According to c|net, FDA panel gives Johnson & Johnson's one-shot COVID-19 vaccine green light [cnet.com]:
An advisory panel for the US Food and Drug Administration has recommended Johnson & Johnson's single-dose COVID-19 [cnet.com] vaccine be given the green light by the FDA. The FDA Vaccines and Related Biological Products [fda.gov] Advisory Committee unanimously voted Friday afternoon to approve the vaccine [youtube.com].
The next step will be emergency approval from the FDA itself.
[...] In early February, a week after announcing that its single-dose vaccine [cnet.com] was 66% effective overall in preventing [jnj.com] COVID-19 in a global clinical trial, Johnson & Johnson submitted an application requesting the FDA grant emergency use authorization for the vaccine [cnet.com].
It would be the third vaccine on the US market, following the FDA granting emergency use authorization for the Pfizer [cnet.com] and Moderna [cnet.com] coronavirus vaccines in December, with vaccinations beginning just days later. Those vaccines are said to be 95% and 94% effective, respectively. Unlike the Pfizer and Moderna vaccines, Johnson & Johnson's vaccine requires only a single shot [cnet.com].
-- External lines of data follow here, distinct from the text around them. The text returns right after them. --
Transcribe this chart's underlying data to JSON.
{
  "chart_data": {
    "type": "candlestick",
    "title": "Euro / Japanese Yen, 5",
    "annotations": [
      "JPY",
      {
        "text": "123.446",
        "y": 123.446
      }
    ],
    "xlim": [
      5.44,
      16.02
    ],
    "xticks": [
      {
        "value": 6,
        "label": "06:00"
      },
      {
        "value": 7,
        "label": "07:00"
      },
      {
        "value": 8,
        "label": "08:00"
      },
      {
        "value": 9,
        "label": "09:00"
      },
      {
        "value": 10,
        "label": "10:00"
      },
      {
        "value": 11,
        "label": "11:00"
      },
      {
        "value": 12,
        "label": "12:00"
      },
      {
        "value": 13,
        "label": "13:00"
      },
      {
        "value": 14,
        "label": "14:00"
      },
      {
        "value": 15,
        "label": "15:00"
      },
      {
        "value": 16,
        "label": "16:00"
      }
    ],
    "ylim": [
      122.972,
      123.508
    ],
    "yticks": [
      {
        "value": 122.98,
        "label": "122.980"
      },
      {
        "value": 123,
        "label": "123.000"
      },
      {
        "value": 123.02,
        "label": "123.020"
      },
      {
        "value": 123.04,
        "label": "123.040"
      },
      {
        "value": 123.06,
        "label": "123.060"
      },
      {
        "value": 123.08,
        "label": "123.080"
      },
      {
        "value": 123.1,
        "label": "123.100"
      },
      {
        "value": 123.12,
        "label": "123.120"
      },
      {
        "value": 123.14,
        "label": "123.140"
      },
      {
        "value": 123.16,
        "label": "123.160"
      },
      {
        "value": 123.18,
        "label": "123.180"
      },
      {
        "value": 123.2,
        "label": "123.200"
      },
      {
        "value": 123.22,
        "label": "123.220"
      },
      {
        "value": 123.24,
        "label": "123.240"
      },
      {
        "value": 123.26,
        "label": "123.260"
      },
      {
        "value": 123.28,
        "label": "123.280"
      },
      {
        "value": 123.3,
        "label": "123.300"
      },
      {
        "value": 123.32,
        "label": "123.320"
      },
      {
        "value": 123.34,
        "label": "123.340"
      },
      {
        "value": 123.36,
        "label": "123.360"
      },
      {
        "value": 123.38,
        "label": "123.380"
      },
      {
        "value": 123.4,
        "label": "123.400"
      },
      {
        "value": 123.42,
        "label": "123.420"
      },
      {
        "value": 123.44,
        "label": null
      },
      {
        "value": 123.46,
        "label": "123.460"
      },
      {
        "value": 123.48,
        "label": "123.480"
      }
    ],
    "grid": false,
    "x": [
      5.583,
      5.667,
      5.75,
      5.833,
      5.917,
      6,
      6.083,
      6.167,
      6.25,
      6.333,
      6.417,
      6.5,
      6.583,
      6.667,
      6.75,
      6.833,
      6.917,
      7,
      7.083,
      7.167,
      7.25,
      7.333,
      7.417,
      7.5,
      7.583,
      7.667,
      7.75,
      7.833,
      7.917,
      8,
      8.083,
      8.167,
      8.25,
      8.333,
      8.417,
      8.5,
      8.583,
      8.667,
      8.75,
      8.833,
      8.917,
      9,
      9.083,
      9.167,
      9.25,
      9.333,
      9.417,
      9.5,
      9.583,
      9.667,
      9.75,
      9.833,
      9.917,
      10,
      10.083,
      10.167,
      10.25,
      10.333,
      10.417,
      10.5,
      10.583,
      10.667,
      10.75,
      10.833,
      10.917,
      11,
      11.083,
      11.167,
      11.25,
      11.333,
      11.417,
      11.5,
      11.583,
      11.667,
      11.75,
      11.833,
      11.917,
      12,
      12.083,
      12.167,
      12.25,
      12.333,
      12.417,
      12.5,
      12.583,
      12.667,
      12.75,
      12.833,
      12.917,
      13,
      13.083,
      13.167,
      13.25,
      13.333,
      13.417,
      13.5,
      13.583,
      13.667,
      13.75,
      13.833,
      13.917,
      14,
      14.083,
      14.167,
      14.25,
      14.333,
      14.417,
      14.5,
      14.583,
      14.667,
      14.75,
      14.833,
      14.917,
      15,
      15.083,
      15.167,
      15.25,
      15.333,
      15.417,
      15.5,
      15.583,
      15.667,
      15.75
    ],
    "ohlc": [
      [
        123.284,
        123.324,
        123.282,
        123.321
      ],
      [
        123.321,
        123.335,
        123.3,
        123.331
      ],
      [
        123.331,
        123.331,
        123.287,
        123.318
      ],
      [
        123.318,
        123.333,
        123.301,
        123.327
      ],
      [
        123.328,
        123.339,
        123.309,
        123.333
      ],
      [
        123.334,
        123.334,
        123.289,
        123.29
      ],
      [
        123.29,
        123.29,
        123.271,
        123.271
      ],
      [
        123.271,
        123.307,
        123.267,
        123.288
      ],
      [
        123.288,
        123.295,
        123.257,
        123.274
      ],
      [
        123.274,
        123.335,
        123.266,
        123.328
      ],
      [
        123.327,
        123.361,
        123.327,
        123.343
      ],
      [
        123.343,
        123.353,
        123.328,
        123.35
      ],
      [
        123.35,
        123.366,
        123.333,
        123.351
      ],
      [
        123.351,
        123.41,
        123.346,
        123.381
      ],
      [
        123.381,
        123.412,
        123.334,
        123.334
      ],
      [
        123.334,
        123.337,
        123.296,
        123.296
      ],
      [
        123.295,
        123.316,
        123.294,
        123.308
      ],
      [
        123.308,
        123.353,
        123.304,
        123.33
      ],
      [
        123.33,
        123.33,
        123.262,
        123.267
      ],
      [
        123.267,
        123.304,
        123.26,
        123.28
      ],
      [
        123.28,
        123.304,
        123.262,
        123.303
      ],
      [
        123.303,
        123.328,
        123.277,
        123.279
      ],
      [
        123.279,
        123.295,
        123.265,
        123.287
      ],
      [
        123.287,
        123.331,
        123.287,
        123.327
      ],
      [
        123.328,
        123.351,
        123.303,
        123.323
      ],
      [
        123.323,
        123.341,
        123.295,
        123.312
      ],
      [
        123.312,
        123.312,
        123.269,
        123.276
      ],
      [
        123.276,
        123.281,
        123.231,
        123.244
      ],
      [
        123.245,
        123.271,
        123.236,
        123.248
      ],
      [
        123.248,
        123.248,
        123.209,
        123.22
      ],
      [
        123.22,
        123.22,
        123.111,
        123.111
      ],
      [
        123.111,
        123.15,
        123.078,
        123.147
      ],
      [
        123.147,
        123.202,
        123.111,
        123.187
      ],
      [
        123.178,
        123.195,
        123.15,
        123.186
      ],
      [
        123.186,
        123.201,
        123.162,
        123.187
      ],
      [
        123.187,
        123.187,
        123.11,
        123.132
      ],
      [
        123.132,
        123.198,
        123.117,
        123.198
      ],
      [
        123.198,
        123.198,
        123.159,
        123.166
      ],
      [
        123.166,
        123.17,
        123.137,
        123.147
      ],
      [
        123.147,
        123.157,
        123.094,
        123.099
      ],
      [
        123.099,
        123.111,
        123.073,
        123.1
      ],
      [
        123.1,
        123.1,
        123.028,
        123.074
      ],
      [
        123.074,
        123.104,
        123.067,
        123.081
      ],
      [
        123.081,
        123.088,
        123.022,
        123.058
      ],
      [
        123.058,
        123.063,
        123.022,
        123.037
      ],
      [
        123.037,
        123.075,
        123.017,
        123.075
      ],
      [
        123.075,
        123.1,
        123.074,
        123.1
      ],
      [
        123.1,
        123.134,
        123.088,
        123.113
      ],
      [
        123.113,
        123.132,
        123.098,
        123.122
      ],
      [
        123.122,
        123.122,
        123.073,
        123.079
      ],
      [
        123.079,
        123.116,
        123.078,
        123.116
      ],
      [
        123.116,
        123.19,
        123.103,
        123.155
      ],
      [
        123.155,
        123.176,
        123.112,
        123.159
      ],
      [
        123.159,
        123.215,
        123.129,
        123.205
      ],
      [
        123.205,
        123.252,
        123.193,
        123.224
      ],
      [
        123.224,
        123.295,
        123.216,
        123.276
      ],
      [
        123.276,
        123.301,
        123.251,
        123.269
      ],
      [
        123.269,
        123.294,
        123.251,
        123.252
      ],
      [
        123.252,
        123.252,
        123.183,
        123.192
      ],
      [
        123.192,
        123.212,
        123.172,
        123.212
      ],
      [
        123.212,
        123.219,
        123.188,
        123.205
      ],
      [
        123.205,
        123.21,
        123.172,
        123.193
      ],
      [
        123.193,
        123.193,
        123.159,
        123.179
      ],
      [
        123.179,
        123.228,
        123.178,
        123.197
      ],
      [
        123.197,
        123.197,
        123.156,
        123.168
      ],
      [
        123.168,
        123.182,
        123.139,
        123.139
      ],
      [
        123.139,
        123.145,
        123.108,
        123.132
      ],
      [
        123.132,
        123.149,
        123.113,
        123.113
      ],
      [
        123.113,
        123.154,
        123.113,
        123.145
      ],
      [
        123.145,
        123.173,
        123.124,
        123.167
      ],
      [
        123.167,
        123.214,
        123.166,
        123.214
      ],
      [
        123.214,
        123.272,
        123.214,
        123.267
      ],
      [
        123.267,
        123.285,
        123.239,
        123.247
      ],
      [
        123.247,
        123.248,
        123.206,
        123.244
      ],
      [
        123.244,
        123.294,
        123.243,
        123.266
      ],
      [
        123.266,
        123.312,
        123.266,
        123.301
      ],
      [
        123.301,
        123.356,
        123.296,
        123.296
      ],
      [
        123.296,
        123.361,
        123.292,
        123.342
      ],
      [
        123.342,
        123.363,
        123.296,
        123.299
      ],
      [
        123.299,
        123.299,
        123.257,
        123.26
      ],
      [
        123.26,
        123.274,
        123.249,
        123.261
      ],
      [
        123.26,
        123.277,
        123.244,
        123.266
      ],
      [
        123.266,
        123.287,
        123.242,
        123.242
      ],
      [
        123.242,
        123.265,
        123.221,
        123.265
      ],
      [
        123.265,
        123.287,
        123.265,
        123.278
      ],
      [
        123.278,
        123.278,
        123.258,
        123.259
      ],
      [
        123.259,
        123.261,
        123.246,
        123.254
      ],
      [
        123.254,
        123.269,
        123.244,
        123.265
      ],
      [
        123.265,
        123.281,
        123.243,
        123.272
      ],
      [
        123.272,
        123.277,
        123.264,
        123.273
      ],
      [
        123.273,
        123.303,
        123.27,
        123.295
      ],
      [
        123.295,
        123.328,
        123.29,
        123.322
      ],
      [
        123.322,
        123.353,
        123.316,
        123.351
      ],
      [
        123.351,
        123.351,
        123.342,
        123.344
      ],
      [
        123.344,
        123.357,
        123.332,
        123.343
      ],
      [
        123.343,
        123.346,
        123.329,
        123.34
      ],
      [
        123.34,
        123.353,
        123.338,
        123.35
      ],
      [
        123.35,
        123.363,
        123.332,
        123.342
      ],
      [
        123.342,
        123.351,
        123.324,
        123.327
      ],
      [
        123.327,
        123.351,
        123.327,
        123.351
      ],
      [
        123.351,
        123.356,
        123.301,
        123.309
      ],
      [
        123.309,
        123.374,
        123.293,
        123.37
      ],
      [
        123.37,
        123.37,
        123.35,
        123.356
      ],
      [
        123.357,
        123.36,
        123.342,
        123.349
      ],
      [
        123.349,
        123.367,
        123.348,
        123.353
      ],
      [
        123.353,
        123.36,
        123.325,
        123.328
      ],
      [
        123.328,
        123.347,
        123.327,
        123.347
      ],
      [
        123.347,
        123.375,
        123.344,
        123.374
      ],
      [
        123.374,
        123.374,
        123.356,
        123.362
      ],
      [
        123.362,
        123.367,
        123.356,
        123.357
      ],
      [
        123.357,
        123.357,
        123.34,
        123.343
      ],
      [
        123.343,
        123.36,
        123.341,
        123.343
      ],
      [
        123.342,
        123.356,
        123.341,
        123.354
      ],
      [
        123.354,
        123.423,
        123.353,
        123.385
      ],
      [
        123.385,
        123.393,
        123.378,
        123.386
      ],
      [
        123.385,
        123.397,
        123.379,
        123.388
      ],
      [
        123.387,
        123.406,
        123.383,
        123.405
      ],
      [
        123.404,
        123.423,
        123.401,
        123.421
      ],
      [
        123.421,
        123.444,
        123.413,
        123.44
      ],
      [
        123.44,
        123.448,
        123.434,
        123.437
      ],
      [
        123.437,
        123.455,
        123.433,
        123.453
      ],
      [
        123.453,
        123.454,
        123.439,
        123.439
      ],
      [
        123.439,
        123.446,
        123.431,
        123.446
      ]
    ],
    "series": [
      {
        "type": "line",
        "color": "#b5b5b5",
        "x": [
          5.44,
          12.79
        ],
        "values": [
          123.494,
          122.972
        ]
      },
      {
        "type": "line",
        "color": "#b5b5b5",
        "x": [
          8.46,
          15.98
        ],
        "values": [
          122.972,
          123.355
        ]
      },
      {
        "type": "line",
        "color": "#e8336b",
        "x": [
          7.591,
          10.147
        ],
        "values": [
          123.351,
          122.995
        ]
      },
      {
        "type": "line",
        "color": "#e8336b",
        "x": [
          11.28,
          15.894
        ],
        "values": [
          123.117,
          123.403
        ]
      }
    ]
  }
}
Earlier this month, President Joe Biden announced that the US is buying enough doses of Pfizer and Moderna COVID-19 vaccines to cover 300 million people [cnet.com] in the country by the end of July -- though this doesn't mean everyone will be vaccinated by then.
"We've now purchased enough vaccine supply to vaccinate all Americans," Biden said [twitter.com]. Actually administering the vaccines to all Americans could take longer [cnet.com] because vaccinations are managed at a state and local level.
Here's where to get a COVID-19 shot [cnet.com], and here's how to track how many vaccines are available [cnet.com] in your state.
MIT's Technology Review adds The one-shot vaccine from Johnson & Johnson now has FDA support in the US [technologyreview.com]:
The new one-shot vaccine, called Ad26.COV2.S, was developed by Johnson & Johnson using work from Beth Israel Deaconess Medical Center in Boston. It employs a harmless viral carrier, adenovirus 26, which can enter cells but doesn’t multiply or grow. Instead, the carrier is used to drop off gene instructions that tell a person’s cells to make the distinctive coronavirus spike protein, which in turn trains the immune system to combat the pathogen.
The New York Times published a detailed graphical explanation [nytimes.com] of how the vaccine works.
Richard Nettles, vice president of US medical affairs at Janssen, a J&J subsidiary, told Congress during testimony [house.gov] on February 23 that production of the vaccine is “highly complex” and said the company was working to manufacture the shots at eight locations, including a US site in Maryland.
The manufacturing is complicated because the vaccine virus is grown in living cells before it is purified and bottled. Making a batch of virus takes two months, which is why there is no way to immediately increase supplies if timelines are missed.
[...] In late January [jnj.com], the company announced results from a 45,000-person study it carried out in the US, South Africa, and South America, in which people got either the vaccine or a placebo.
Overall, the vaccine was 66% effective in stopping covid-19, and somewhat better at stopping severe disease. In the trial, for instance, seven people died of covid-19, but all of these were in the placebo arm. Also, its effects increased with time—after a month, no one in the vaccine arm had to go to the hospital for covid-19.
[...] The J&J shot has fewer side effects than the mRNA vaccines and has also proved effective against a highly transmissible South African variant [technologyreview.com] of the virus that has accumulated numerous mutations.
The South Africa variant has alarmed researchers because it clearly decreases the effectiveness of some vaccines. A study in South Africa by AstraZeneca found its vaccine didn’t offer protection against the variant at all, causing officials to scrap a plan to distribute the shot there.